The EBA calculates that, at the end of last year, European banks had more than 10 trillion euros in individual deposits, of which close to a trillion correspond to Spain. Is it a lot or is it little? It depends on their liquidity needs. “If they embark on a competition for deposits, profitability will go up,” he concludes.
The truth is that Spain is late in remunerating liabilities. Average profitability stood at 1.33% in April, compared to the average for the euro area, 2.27%. The Bank of Spain says that 44% of this gap responds to the lower need of national banks for liquidity and another 16% to the “degree of concentration” of the market, which is higher than the European average.
With regard to liquidity, Spanish banks show higher rates than their European competitors. Van, according to a report by Alvarez
The latest Bank of Spain Financial Stability Report alluded to this aspect. Liquidity is high, but it has fallen in recent months “due to the reduction in TLTRO operations.” “To the extent that this ratio is above the 100% required, entities would not need to go to the market in the short term to cover liquidity outflows,” he says.
The banking association AEB has alluded to an additional aspect: granularity. With this word he refers to the composition of the deposit bases of Spanish banks, which, unlike those of other countries, are characterized by being more disaggregated among small clients. It is a point of strength compared to banks like Silicon Valley Bank, which concentrated deposits in a few hands, and it is also a factor that discourages launching large commercial campaigns.
Until now, the smallest banks have been the ones that have been encouraged to propose more aggressive deposit-taking offers. MyInvestor has just launched a 2.75% three-month deposit, the most profitable covered to date by the Spanish Deposit Guarantee Fund, while ING boasts of having gone ahead in remunerating savings and of having been able to capture thanks to its agility 1,300 million euros in Spain in a short time.

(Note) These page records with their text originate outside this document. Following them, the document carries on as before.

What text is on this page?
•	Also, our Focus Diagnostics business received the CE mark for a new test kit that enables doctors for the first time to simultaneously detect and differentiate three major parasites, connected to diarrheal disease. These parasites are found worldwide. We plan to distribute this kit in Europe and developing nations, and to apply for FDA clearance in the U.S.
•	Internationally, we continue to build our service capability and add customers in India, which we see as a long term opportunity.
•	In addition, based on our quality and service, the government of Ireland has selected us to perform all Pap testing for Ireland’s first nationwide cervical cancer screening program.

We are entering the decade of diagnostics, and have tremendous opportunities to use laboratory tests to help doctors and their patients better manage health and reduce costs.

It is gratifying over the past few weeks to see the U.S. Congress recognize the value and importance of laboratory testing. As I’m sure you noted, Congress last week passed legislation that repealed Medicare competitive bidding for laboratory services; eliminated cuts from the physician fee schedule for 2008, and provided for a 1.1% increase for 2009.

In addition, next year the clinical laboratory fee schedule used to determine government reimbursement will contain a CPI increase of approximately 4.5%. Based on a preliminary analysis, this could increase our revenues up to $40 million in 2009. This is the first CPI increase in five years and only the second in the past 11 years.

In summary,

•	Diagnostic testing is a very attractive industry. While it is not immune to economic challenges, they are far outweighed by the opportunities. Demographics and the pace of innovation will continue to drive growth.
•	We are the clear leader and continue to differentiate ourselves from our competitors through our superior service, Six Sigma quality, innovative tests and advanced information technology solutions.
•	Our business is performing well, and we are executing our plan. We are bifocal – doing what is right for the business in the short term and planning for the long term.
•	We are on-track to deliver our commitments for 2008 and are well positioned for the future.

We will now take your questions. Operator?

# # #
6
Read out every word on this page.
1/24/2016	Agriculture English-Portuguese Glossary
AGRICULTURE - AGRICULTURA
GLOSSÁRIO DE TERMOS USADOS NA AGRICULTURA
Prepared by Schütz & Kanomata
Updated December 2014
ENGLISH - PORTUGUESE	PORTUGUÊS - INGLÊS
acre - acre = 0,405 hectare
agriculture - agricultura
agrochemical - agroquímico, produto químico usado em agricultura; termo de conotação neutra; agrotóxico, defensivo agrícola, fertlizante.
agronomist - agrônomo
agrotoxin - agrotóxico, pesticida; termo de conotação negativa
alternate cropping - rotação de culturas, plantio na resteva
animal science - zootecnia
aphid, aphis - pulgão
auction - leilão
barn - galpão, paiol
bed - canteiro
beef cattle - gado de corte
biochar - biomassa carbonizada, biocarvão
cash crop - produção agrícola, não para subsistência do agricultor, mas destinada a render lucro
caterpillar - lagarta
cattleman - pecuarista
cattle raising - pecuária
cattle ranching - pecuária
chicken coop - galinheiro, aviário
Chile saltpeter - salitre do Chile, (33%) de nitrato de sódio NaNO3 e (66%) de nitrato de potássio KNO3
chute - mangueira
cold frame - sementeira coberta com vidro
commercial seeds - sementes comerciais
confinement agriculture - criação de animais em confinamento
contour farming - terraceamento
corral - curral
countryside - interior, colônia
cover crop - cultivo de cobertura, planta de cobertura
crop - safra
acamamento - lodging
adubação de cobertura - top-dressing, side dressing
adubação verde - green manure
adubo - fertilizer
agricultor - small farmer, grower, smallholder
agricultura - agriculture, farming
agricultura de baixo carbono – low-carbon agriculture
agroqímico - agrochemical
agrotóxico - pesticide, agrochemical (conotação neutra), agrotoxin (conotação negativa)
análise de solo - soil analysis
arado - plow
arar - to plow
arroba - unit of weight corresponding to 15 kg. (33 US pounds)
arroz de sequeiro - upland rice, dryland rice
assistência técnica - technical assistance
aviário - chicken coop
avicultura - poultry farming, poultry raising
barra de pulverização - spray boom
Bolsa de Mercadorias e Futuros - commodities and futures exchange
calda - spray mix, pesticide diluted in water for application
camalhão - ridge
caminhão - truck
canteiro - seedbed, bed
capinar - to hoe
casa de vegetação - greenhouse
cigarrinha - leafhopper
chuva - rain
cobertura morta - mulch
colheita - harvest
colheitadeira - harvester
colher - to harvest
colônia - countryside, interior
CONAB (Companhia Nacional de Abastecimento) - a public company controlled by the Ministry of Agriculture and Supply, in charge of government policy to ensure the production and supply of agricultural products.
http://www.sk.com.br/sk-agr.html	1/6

“What happens in the future will be what the client says,” said the president of CaixaBank, José Ignacio Goirigolzarri, in Santander. “Term deposits are arriving and progressively,” said César González Bueno, CEO of Sabadell. “It will be the entities themselves and the dynamics of competition that will have to resolve” the situation, said the president of the AEB banking association, Alejandra Kindelán.
The ECB has also stimulated liquidity in recent years by buying bonds for almost 5 trillion that will now be leaving its balance sheet at a rate of 28,000 million per month, according to DWS.